Alla ricerca di crescenti quote di mercato in un regime di forte concorrenza, i
grandi marchi dello sport sono rimasti sulla cresta dell'onda trasferendo la
produzione in paesi dell'Asia, del Centro America, e negli ultimi anni,
dell'Europa dell'est, dove fornitori anonimi riescono a produrre a costi
bassissimi, senza il rispetto dei più elementari diritti sindacali e con
salari sotto il minimo di sussistenza. Questo malgrado i codici di condotta
sbandierati da grandi imprese come Nike e Adidas. Nel settore delle scarpe
sportive, i principali paesi esportatori sono oggi Cina, Indonesia e Vietnam.
La Cina, con il 65% della produzione mondiale di abbigliamento e scarpe
sportive, fa la parte del leone: ci sono almeno 40 fabbriche Nike in Cina che
impiegano circa 111 mila operai.
Nonostante un ordinamento del lavoro avanzato, e ufficialmente comunista, si
praticano in questo paese condizioni di lavoro terribili. I lavoratori, spesso
migranti interni senza permesso, sono privati dei documenti e costretti a
lavorare e dormire nella stessa fabbrica.
Devono depositare alcuni mesi di stipendio quando iniziano a lavorare (quasi
mai restituiti) e devono pagare vitto e alloggio alla fabbrica.

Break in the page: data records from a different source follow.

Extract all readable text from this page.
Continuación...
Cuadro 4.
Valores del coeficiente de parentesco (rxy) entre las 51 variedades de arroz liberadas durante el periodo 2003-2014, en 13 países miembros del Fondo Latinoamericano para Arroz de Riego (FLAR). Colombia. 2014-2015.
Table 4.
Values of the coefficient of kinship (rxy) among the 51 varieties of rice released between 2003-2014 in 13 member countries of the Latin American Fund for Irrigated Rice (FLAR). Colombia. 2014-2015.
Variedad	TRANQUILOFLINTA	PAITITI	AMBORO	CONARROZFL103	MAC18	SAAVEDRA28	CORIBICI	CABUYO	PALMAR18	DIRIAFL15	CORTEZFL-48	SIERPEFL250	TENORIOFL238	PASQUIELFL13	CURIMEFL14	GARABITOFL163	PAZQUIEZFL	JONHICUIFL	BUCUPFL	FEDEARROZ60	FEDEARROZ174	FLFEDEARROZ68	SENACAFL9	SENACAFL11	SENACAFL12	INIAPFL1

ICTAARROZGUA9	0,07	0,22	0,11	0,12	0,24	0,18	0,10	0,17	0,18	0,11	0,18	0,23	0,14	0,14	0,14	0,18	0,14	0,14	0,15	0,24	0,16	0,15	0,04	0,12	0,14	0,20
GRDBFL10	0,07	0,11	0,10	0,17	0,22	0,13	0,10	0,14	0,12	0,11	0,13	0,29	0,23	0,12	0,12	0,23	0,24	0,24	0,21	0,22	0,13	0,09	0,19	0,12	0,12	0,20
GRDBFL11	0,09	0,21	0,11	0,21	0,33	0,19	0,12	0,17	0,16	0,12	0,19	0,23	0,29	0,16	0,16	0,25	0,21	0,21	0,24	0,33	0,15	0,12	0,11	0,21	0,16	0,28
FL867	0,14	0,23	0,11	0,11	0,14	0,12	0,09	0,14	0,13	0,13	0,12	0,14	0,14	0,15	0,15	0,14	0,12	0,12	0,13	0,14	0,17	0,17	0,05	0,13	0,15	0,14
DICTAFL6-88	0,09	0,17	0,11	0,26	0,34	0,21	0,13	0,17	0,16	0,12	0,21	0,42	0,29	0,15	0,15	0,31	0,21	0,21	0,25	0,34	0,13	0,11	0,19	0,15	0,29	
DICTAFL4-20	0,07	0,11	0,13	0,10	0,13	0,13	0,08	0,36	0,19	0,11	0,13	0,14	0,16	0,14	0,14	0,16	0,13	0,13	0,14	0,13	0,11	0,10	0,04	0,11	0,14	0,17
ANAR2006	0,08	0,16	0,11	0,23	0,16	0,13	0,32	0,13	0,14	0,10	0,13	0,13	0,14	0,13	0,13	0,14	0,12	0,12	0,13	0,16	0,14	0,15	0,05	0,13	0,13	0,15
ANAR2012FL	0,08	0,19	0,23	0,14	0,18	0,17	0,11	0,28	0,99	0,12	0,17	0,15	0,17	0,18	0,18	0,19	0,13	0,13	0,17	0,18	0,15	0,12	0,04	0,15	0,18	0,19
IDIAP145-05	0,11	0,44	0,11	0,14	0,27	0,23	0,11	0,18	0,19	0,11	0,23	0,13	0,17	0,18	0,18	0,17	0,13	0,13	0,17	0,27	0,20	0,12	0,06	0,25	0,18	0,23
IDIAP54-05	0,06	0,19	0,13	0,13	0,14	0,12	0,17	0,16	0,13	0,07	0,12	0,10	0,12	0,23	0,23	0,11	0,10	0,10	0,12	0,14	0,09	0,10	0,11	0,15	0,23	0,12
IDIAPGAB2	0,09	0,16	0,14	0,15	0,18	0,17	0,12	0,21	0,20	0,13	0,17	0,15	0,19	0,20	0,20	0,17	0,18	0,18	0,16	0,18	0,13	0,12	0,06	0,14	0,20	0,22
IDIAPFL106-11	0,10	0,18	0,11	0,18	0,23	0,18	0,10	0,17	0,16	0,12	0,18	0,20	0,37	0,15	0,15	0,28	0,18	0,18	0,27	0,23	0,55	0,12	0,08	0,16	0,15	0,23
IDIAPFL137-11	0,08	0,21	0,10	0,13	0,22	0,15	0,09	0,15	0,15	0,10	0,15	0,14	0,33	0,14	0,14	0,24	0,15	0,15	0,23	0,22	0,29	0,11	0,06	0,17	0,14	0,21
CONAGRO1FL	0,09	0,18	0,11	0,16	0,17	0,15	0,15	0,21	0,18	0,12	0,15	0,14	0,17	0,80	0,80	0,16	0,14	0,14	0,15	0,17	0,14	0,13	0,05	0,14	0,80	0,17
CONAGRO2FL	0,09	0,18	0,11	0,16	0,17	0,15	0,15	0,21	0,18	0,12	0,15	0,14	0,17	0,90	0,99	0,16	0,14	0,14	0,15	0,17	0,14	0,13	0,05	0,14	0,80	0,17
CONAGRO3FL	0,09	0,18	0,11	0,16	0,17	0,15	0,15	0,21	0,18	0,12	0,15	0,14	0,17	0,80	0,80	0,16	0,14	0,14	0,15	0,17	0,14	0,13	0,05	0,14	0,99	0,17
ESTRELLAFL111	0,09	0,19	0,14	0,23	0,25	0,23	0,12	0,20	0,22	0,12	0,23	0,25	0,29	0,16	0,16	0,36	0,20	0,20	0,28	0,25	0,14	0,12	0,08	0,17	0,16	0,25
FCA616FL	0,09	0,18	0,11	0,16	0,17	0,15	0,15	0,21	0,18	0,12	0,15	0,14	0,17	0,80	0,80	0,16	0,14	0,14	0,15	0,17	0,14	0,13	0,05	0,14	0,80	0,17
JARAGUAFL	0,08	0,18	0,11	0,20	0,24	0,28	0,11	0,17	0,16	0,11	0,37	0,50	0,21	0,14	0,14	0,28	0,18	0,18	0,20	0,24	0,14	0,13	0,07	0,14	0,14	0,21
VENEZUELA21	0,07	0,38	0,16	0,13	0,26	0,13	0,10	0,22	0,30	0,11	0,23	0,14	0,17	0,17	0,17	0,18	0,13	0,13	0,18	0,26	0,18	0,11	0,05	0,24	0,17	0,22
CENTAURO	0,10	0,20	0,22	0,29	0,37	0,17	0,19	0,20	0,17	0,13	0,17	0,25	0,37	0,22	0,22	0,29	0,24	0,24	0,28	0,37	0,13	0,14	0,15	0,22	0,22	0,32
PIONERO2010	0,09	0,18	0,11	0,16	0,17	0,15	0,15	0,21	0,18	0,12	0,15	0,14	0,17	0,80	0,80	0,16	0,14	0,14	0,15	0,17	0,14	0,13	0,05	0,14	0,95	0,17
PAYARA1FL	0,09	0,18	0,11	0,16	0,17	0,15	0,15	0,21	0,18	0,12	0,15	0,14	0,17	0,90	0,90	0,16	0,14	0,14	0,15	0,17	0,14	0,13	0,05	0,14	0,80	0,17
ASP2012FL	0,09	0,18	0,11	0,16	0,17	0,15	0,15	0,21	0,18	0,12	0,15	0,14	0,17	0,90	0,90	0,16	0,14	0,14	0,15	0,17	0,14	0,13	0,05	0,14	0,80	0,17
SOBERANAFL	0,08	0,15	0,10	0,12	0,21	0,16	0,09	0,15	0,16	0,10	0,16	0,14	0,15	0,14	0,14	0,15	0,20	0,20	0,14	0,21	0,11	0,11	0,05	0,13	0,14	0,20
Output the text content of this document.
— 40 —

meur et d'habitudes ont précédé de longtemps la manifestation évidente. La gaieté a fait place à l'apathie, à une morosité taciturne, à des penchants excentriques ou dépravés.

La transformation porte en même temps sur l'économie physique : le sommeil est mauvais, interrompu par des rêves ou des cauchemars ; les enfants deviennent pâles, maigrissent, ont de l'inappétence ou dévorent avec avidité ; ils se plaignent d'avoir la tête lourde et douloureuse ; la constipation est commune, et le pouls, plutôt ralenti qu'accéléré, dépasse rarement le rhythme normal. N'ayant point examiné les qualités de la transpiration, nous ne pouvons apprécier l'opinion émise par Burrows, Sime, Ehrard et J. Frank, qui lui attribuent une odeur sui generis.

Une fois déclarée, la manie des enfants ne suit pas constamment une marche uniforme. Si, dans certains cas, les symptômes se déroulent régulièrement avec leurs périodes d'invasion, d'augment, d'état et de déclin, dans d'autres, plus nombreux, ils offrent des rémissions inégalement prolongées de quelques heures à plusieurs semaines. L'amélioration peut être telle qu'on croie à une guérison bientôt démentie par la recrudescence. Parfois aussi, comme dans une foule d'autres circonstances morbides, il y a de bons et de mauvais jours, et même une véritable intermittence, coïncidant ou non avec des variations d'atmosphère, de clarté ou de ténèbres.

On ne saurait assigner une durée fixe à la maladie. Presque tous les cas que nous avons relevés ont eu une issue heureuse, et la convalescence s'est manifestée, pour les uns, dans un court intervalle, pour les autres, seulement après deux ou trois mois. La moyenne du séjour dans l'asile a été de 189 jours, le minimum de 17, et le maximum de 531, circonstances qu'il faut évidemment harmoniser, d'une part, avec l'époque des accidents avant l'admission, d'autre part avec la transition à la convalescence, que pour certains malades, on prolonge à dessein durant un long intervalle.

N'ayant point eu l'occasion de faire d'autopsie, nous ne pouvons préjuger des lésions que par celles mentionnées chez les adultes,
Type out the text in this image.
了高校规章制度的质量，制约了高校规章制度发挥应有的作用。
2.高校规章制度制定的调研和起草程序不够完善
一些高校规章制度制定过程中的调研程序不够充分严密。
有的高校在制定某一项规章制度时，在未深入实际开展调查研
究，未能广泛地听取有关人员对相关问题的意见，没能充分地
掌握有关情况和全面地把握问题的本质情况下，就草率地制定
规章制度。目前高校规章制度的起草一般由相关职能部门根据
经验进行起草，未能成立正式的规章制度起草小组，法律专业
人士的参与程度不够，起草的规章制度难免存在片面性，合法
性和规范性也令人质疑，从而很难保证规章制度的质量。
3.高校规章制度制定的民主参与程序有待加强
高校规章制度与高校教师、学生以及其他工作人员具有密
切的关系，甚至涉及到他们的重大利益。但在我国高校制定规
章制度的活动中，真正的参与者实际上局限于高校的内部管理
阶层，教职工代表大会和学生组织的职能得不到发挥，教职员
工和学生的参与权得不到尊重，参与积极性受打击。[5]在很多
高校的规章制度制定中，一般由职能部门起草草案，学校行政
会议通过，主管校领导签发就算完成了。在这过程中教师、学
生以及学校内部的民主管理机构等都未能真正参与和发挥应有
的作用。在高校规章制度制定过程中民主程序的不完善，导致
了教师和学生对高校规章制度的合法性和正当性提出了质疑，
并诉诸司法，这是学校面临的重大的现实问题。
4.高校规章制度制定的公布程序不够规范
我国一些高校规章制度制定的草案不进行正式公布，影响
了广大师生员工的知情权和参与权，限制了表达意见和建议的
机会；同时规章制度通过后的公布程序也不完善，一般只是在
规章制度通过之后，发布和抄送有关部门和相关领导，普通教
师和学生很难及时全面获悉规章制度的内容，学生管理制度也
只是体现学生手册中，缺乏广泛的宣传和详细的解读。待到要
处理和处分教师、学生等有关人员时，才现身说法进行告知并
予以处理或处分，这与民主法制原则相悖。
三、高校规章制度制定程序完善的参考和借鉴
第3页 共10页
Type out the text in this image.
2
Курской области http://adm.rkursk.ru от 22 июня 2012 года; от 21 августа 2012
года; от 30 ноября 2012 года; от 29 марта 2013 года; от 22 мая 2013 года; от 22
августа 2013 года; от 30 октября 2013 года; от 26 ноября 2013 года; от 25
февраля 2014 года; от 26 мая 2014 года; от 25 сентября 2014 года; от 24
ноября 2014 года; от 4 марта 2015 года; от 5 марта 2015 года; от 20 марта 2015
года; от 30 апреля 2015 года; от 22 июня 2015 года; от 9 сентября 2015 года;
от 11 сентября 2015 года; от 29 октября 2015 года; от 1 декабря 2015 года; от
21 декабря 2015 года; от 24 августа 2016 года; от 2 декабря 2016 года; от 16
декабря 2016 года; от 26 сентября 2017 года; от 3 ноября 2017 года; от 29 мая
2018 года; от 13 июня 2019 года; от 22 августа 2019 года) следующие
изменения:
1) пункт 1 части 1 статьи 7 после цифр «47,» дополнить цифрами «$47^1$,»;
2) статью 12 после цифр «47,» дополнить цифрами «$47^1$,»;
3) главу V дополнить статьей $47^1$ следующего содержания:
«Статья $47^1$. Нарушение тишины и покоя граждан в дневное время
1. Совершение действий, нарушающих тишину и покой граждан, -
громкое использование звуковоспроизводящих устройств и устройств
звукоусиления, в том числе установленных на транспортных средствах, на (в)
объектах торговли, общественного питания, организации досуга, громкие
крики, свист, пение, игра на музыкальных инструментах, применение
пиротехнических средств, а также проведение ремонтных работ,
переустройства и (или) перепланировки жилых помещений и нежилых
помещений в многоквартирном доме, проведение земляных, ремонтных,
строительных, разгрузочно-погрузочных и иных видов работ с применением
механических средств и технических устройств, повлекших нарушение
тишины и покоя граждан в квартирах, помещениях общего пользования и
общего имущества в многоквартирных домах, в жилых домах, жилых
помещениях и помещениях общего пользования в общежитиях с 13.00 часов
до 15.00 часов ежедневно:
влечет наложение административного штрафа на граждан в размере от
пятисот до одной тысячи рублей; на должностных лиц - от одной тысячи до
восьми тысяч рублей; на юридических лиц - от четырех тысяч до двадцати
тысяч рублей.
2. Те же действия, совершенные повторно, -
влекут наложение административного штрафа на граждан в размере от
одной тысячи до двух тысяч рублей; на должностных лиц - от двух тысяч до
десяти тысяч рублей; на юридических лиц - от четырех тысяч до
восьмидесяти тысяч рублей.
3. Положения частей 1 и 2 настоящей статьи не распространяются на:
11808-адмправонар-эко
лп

La China Labour Watch denuncia che per ogni paio di scarpe vendute, come
dicevamo prima a 100 dollari, un operaio cinese percepisce circa 0,4 dollari,
circa 900 lire, mentre per la pubblicità Tiger Woods percepisce, solo da
Nike, circa 100 milioni al giorno). Con la sua sponsorizzazione si potrebbero
pagare 40 mila lavoratori cinesi (stipendio correlato su base giornaliera 1,1
dollari al giorno = 2500 lire circa).
Spesso anche queste misere paghe ufficiali non sono rispettate e circa il 30%
dei lavoratori intervistati dichiara di percepire meno dei 33 dollari mensili
sbandierati.
Il lavoro è a cottimo, e visti i bassi salari si è forzati a
lavorare 12 ore al giorno per 7 giorni la settimana, con un solo giorno di
libertà al mese; niente maternità, niente malattia o infortunio,
nessun compenso per il licenziamento, niente pensione. Alcune di queste
garanzie sociali sono riservate solo agli impiegati di livello superiore, o ai
dirigenti.
In Indonesia, un'indagine recente condotta in alcune fabbriche di Nike e Adidas
("We are not machines" in www.cleanclothes.org) rivela che migliaia di
lavoratrici/ori continuano a vivere in grande povertà e a dover lavorare
un gran numero di ore per integrare una paga misera.
Con 2 dollari al giorno, in un paese stremato da un'inflazione crescente, una
famiglia contrae debiti per arrivare alla fine del mese e manda i figli presso
parenti nei villaggi per rivederli solo tre o quattro volte all'anno. Per aver
organizzato uno sciopero si può finire in galera, come è capitato
lo scorso anno a Ngadinah, operaia per un fornitore di Adidas; per aver
rilasciato un'intervista si può venire aggrediti a colpi di machete,
come è capitato Rakhmat Suryadi, esponente sindacale alla Nikomas, uno
dei principali fornitori di Nike e Adidas in Indonesia.